Dès l’été 2023, la directrice générale de Vattenfall Anna Borg confirmait à l’AFP que « les conditions étaient extrêmement difficiles dans le secteur de l’éolien » (5). Il y a déjà plus d’un an. On réalise enfin que le « tout renouvelable » d’ici à 2050 va surtout profiter à la Chine qui inonde le marché européen de ses produits grâce à ses prix imbattables, malgré les coûts de transport. Il ne s’agit d’ailleurs pas uniquement des éoliennes et de ses composants, mais également des panneaux photovoltaïques, des batteries indispensables pour stocker l’énergie, etc.

En revanche, ce sont les citoyens européens qui payent la facture.

Le « Pacte pour l’avenir » de l‘ONU, nouveau renoncement européen

La politique verte européenne ne fait qu’augmenter notre dépendance vis-à-vis de tiers et particulièrement de la Chine et de l’Asie et donc diminue l’autonomie européenne, pourtant présentée comme une priorité.

À cet égard, l’Union européenne a co-signé le « pacte pour l’avenir », le 22 septembre 2024 lors du sommet de l’avenir organisé dans le cadre de l’assemblée générale des Nations Unies, qui vise à conférer à l’ONU davantage de pouvoir d’influence dans les affaires mondiales (56 mesures que les gouvernements et les industries internationales devront prendre dans les prochaines années)

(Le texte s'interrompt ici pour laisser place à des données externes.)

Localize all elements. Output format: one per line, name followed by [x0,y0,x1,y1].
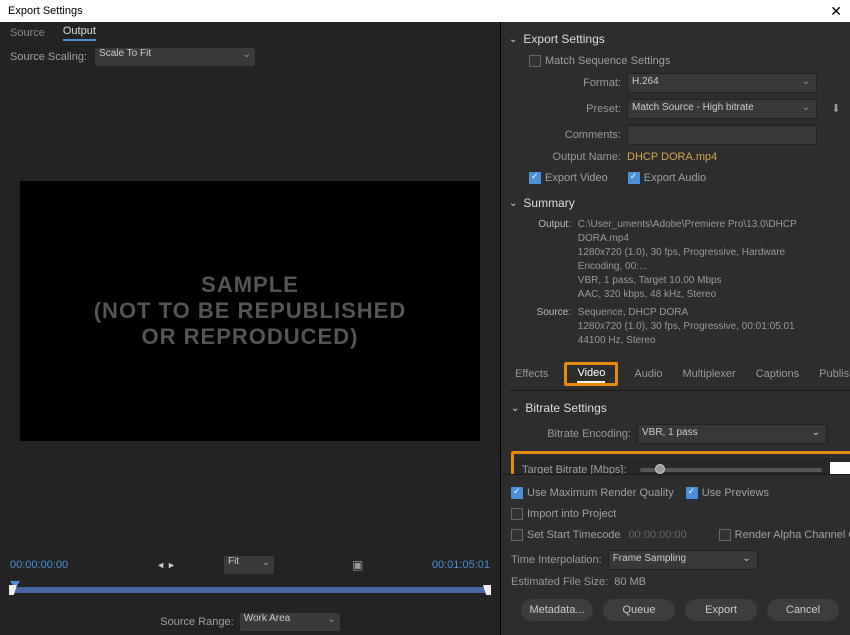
preset-dropdown[interactable]: Match Source - High bitrate [627,99,817,119]
source-range-label: Source Range: [160,616,233,628]
source-scaling-dropdown[interactable]: Scale To Fit [95,48,255,66]
close-icon[interactable]: ✕ [830,3,842,20]
tab-publish[interactable]: Publish [819,366,850,382]
format-label: Format: [529,77,621,89]
bitrate-encoding-dropdown[interactable]: VBR, 1 pass [637,424,827,444]
save-preset-icon[interactable]: ⬇ [829,102,843,116]
summary-output-value: C:\User_uments\Adobe\Premiere Pro\13.0\D… [578,218,798,302]
max-render-quality-checkbox[interactable] [511,487,523,499]
est-size-value: 80 MB [614,576,646,588]
tab-effects[interactable]: Effects [515,366,548,382]
set-start-tc-checkbox[interactable] [511,529,523,541]
output-name-label: Output Name: [529,151,621,163]
target-bitrate-label: Target Bitrate [Mbps]: [522,464,632,474]
target-bitrate-slider[interactable] [640,468,822,472]
set-start-tc-value: 00:00:00:00 [629,529,687,541]
summary-output-label: Output: [529,218,571,232]
use-previews-checkbox[interactable] [686,487,698,499]
time-interp-dropdown[interactable]: Frame Sampling [608,550,758,570]
preset-label: Preset: [529,103,621,115]
source-range-dropdown[interactable]: Work Area [240,613,340,631]
out-point-handle[interactable] [483,585,491,595]
in-point-handle[interactable] [9,585,17,595]
timecode-left[interactable]: 00:00:00:00 [10,559,68,571]
aspect-crop-icon[interactable]: ▣ [352,558,363,572]
summary-source-value: Sequence, DHCP DORA 1280x720 (1.0), 30 f… [578,306,798,348]
zoom-fit-dropdown[interactable]: Fit [224,556,274,574]
match-sequence-checkbox[interactable] [529,55,541,67]
cancel-button[interactable]: Cancel [767,599,839,621]
summary-source-label: Source: [529,306,571,320]
bitrate-encoding-label: Bitrate Encoding: [531,428,631,440]
timeline-slider[interactable] [10,587,490,593]
time-interp-label: Time Interpolation: [511,554,602,566]
next-frame-icon[interactable]: ► [167,560,176,570]
export-settings-header[interactable]: Export Settings [509,26,850,52]
output-name-link[interactable]: DHCP DORA.mp4 [627,151,717,163]
target-bitrate-input[interactable] [830,462,850,474]
export-button[interactable]: Export [685,599,757,621]
comments-label: Comments: [529,129,621,141]
est-size-label: Estimated File Size: [511,576,608,588]
timecode-right: 00:01:05:01 [432,559,490,571]
bitrate-settings-header[interactable]: Bitrate Settings [511,395,850,421]
tab-output[interactable]: Output [63,25,96,41]
tab-video[interactable]: Video [577,365,605,383]
import-project-checkbox[interactable] [511,508,523,520]
tab-captions[interactable]: Captions [756,366,799,382]
window-title: Export Settings [8,5,83,17]
match-sequence-label: Match Sequence Settings [545,55,670,67]
tab-audio[interactable]: Audio [634,366,662,382]
format-dropdown[interactable]: H.264 [627,73,817,93]
source-scaling-label: Source Scaling: [10,51,87,63]
metadata-button[interactable]: Metadata... [521,599,593,621]
window-titlebar: Export Settings ✕ [0,0,850,22]
export-audio-checkbox[interactable] [628,172,640,184]
render-alpha-checkbox[interactable] [719,529,731,541]
export-video-checkbox[interactable] [529,172,541,184]
queue-button[interactable]: Queue [603,599,675,621]
summary-header[interactable]: Summary [509,190,850,216]
comments-input[interactable] [627,125,817,145]
tab-multiplexer[interactable]: Multiplexer [683,366,736,382]
tab-source[interactable]: Source [10,27,45,39]
video-preview: SAMPLE (NOT TO BE REPUBLISHED OR REPRODU… [20,181,480,441]
prev-frame-icon[interactable]: ◄ [156,560,165,570]
slider-knob[interactable] [655,464,665,474]
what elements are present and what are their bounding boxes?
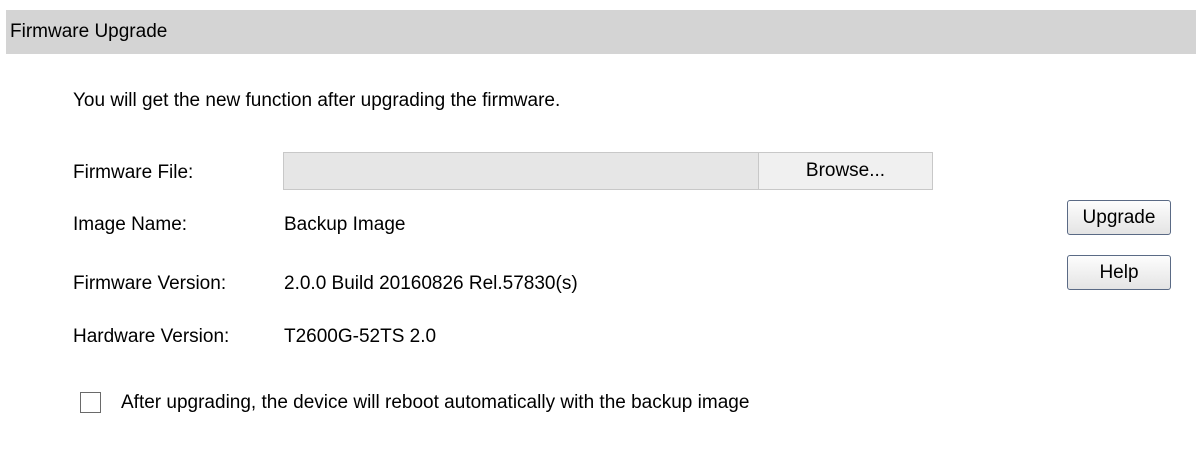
reboot-checkbox-label: After upgrading, the device will reboot … [121,392,750,413]
panel-title: Firmware Upgrade [10,21,168,42]
hardware-version-label: Hardware Version: [73,326,230,347]
panel-header: Firmware Upgrade [6,10,1196,54]
reboot-checkbox[interactable] [80,392,101,413]
firmware-file-input[interactable]: Browse... [283,152,933,190]
browse-button[interactable]: Browse... [759,153,932,189]
firmware-file-label: Firmware File: [73,162,194,183]
firmware-version-label: Firmware Version: [73,273,227,294]
firmware-version-value: 2.0.0 Build 20160826 Rel.57830(s) [284,273,578,294]
upgrade-button[interactable]: Upgrade [1067,200,1171,235]
image-name-value: Backup Image [284,214,406,235]
image-name-label: Image Name: [73,214,188,235]
intro-text: You will get the new function after upgr… [73,90,561,111]
help-button[interactable]: Help [1067,255,1171,290]
file-path-field[interactable] [284,153,759,189]
hardware-version-value: T2600G-52TS 2.0 [284,326,437,347]
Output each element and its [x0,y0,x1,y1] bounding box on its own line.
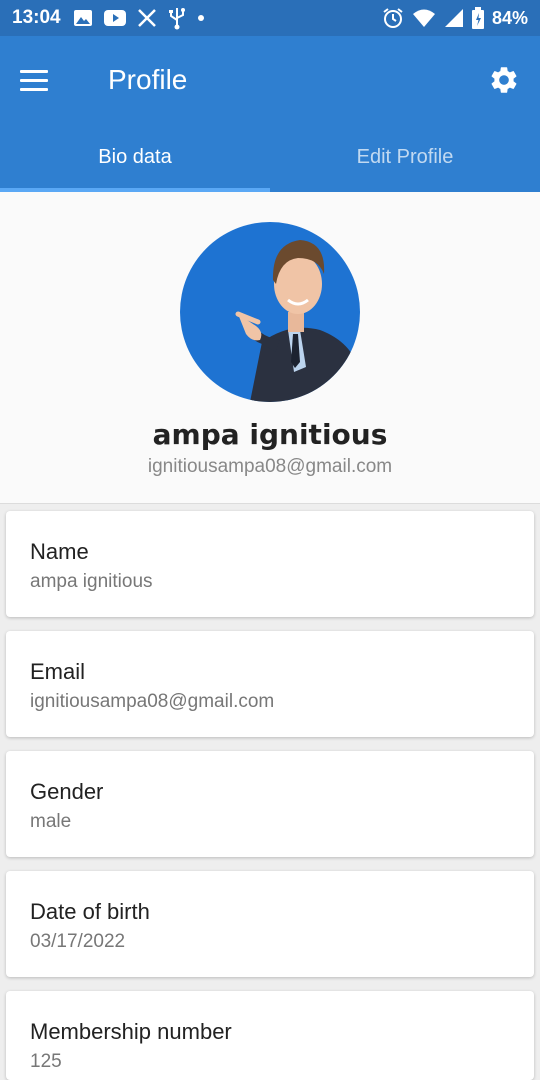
field-label: Name [30,539,89,564]
signal-icon [444,8,464,28]
x-icon [137,8,157,28]
dot-icon [197,14,205,22]
menu-icon[interactable] [20,60,60,100]
field-value: ampa ignitious [30,571,153,592]
settings-gear-icon[interactable] [484,60,524,100]
profile-header: ampa ignitious ignitiousampa08@gmail.com [0,192,540,504]
field-label: Date of birth [30,899,150,924]
field-card-gender: Gender male [6,751,534,857]
wifi-icon [412,8,436,28]
field-value: ignitiousampa08@gmail.com [30,691,275,712]
field-card-date-of-birth: Date of birth 03/17/2022 [6,871,534,977]
field-value: 03/17/2022 [30,931,126,952]
usb-icon [167,6,187,30]
tab-bio-data[interactable]: Bio data [0,122,270,192]
image-icon [73,9,93,27]
field-card-membership-number: Membership number 125 [6,991,534,1080]
field-label: Email [30,659,86,684]
profile-name: ampa ignitious [152,418,388,451]
status-bar: 13:04 84% [0,0,540,36]
page-title: Profile [108,64,188,95]
field-label: Membership number [30,1019,232,1044]
avatar [180,222,360,402]
field-value: 125 [30,1051,62,1072]
notification-icons [73,6,205,30]
field-card-name: Name ampa ignitious [6,511,534,617]
tab-edit-profile[interactable]: Edit Profile [270,122,540,192]
tab-bar: Bio data Edit Profile [0,122,540,192]
profile-email: ignitiousampa08@gmail.com [147,456,393,477]
alarm-icon [382,7,404,29]
field-card-email: Email ignitiousampa08@gmail.com [6,631,534,737]
status-time: 13:04 [12,7,61,28]
field-value: male [30,811,72,832]
youtube-icon [103,9,127,27]
battery-level: 84% [491,7,528,28]
system-icons: 84% [382,7,528,29]
battery-icon [471,7,484,29]
app-bar: Profile [0,36,540,122]
field-label: Gender [30,779,104,804]
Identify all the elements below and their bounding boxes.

L’un des objectifs du Sommet de l’avenir était de faire de l’ONU la force centrale chargée de gérer les urgences internationales et les « chocs mondiaux complexes ». Dans son document originel d’orientation sur la question, António Guterres déclare que tous gouvernements, nations, entreprises et autres parties prenantes devraient reconnaître le rôle primordial des organes intergouvernementaux. L’influence de Pékin au sein des principales agences de l’ONU n’a fait que croître grâce à leurs fonctionnaires délégués qui utilisent leur poste pour poursuivre les objectifs de la politique étrangère chinoise (6). Dès lors, permettre à l’ONU de s’occuper de ces questions prioritaires ne revient-il pas à confier au Parti Communiste Chinois la responsabilité des urgences mondiales ?

Il n’est pas étonnant que la Chine ait soutenu le pacte pour l’avenir. Elle ne peut que se réjouir de son adoption, vu qu’il réduit encore davantage l’autonomie européenne. En outre Wang Yi, le ministre chinois des affaires étrangères a annoncé que le régime chinois soutenait l’ONU en tant que principal canal de gouvernance de l’IA (avec les conséquences concernant la liberté d’expression).

Après avoir renoncé à adapter ses objectifs énergétiques à la réalité économique et à se doter d’un mix énergétique lui permettant d’être compétitive au niveau international, l’Union européenne a co-signé le « Pacte pour l’avenir » (un autre renoncement ?) qui réduira encore plus son autonomie au profit de la Chine qui s’emploie à détruire la démocratie et à faire payer cher la politique zéro carbone.

Notes •

(1) « Le déficit public de l’Union européenne », Comprendre l’Europe, 24 septembre 2024.

(2) « Les défis économiques et logistiques qui secouent l’éolien en Europe », Helvetia Energy, 5 novembre 2023.

(3) « Le Danois European Energy abandonne le projet Omo Syd », Mer et Marine, 31 janvier 2024.

(4) « Shell could pull out of major offshore windproject », Power Technology, 15 février 2024.

(5) « Arrêt d’un vaste projet éolien offshore au Royaume-Uni », Le Figaro, 21 juillet 2023.

(6) « Organisation des Nations unies : qu’est-ce que le « pacte pour l’avenir » de l’ONU ? », Vie publique, 27 septembre 2024.